Monday, March 24, 2008

World-wide Domme Shortage!

[for background to D/s see my article "Confessions of a loving Domme"]

An outsider looking at a D/s (Dominant/submissive) relationship would probably think that it was more desirable to be the Dominant, having a person who would do (within limits etc.) whatever they wanted. They would wonder why anybody ever wanted to be a submissive, at the beck and call of someone else. After all in RL, we are often frustrated by those we have to obey (bosses, teachers, politicians, etc.), why would we when we have complete choice (as one does in SL) ever want yet another boss?

Yet the facts are undeniable, in Second Life there are far more people who want to be submissives (subs) than those wishing to be Dominants - at least two submissives for each dominant. Unsurprisingly there are even fewer female dominants (Dommes). That means that there are quite a few lesbian subs looking for a match.

But the more interesting question is why should this be. Why do more so many actively seek a Mistress/Master in SL? Why are many more wishing to be controlled than to control? The short answer is that I don't know, but can speculate about some of the reasons. [in the below I will only talk about female D/s since this is all I have experience of]

The first (and to me most obvious) answer is that being a sub is more enjoyable than being a Domme - the intense buzz gained from being a submissive is better than that gained from being a Domme.
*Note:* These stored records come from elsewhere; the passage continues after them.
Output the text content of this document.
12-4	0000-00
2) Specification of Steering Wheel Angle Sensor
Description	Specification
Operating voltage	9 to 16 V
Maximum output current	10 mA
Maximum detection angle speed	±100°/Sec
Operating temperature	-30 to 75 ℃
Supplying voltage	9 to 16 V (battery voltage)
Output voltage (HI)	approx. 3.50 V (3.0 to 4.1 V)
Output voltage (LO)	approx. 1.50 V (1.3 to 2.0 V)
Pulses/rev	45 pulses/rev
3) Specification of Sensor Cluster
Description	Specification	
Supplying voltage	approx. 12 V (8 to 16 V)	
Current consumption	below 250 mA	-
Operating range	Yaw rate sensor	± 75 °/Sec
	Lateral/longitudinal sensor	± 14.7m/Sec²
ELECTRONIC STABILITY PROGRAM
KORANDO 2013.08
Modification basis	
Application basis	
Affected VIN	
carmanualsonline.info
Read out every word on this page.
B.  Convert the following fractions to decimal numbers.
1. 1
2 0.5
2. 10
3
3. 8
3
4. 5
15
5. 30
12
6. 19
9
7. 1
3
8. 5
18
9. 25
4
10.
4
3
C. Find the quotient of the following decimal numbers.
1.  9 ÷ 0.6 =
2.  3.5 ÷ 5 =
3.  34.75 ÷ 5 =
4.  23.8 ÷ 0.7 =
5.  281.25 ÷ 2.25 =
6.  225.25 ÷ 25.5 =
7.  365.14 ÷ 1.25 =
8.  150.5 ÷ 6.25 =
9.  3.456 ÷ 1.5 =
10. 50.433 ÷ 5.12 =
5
The combination of fear, endorphins, sex and helplessness can produce an emotion (called by some "subspace") that is unrivaled in its intensity - joy, pleasure, peace, excitement and adrenaline all mixed up! The pleasures of Domming are more abstract and less immediate - creativity, control, energy, excitement and service. Many who have good submissive experiences seek it again (though there are plenty of bad submissive experiences as well).

The second possibility is that Domming takes a lot more effort and creativity. It just seems a lot easier to put oneself in someone else's power and wish them to create the experiences you want. If you are a sub you can *just* do what your Domme says and experience the results. Of course a good sub can be just as creative and active in a relationship, but it will not immediately fall apart if they are not. Whilst the Domme does *have* to take the lead and direct what happens (this is, after all, the essence).

Thirdly and more deeply is the issue of responsibility and guilt. If you are a Domme you have the immediate responsibility for what happens - if something goes wrong and genuinely distresses the sub, it is you who has "done" it. If you are someone who is prone to or laden with guilt you might well avoid being a Domme - you may know that a sub wants you to do something 'bad' to them (indeed really begging you to) but you might have reflexes that make you *feel* guilty doing this all the same. If you are a sub you can just obey and be free from guilt as a result. Of course in a good and active relationship both sides take equal responsibility - communicating what they want and forgiving others if they make genuine mistakes.

Lastly, there is the possibility that many of those involved in D/s are 'unbalanced' in some way - submissives being the results of depressives with low self-esteem and Dommes being mini-psychopaths/narcissists who basically don't care about others. Whilst there are undoubtedly some narcissistic Dominants and depressive submissives, they are far from the majority among those I have met. Yes I meet a highly unrepresentative sample, but do meet quite a few of both.

Of course this is a small world we are talking about (those with D/s leanings) most people are neither or not significantly either D or s.

San Mauvaise

4 comments:

Anonymous said...

I love being a femdomme and in my radio show I love talking about all kinds of fun humiliation topics. It's live on Second Life and on Internet Radio. I can't imagine being a submissive, but to each his or her own, I guess.

Princess Karin/Aeval Okelly

Anonymous said...

I love being domme in SL but I also take my time getting to know potential subs. Like anything else it takes time to get to know another and find if what the sub is looking for fits your style as domme. Too often I encounter those just playing at being sub, not real subs. I do have to say most dommes do end up turning may subs away because a fit doesnt exist. Too many I have enconter want to be center of attention and top from below.

Anonymous said...

First wow, thank for taking the time to write this. I have seen much the same in SL. Although I am not sure it's a lack of doms, but a lack of doms who take the time to care about the girls. I have seen too many with huge groups of girls and things of that nature. I also take my time with a new sub. Making sure that she is comfortable with me and my other girls. I think the other thing I have seen that really hurts girls is when a Mistress decides to become a sub to another Mistress. I have seen a lot of subs get confused by this and feel abandoned.
Thanks again for writing this.
:-)

Anonymous said...

Another reason that makes it easier being the sub: money. It costs a lot of money to provide for oneself, let alone two or more. House rent, clothes, toys, etc. ...it all adds up. That's not the only reason I'm a sub, of course, I like giving up control, but money is a limiting factor even in SL.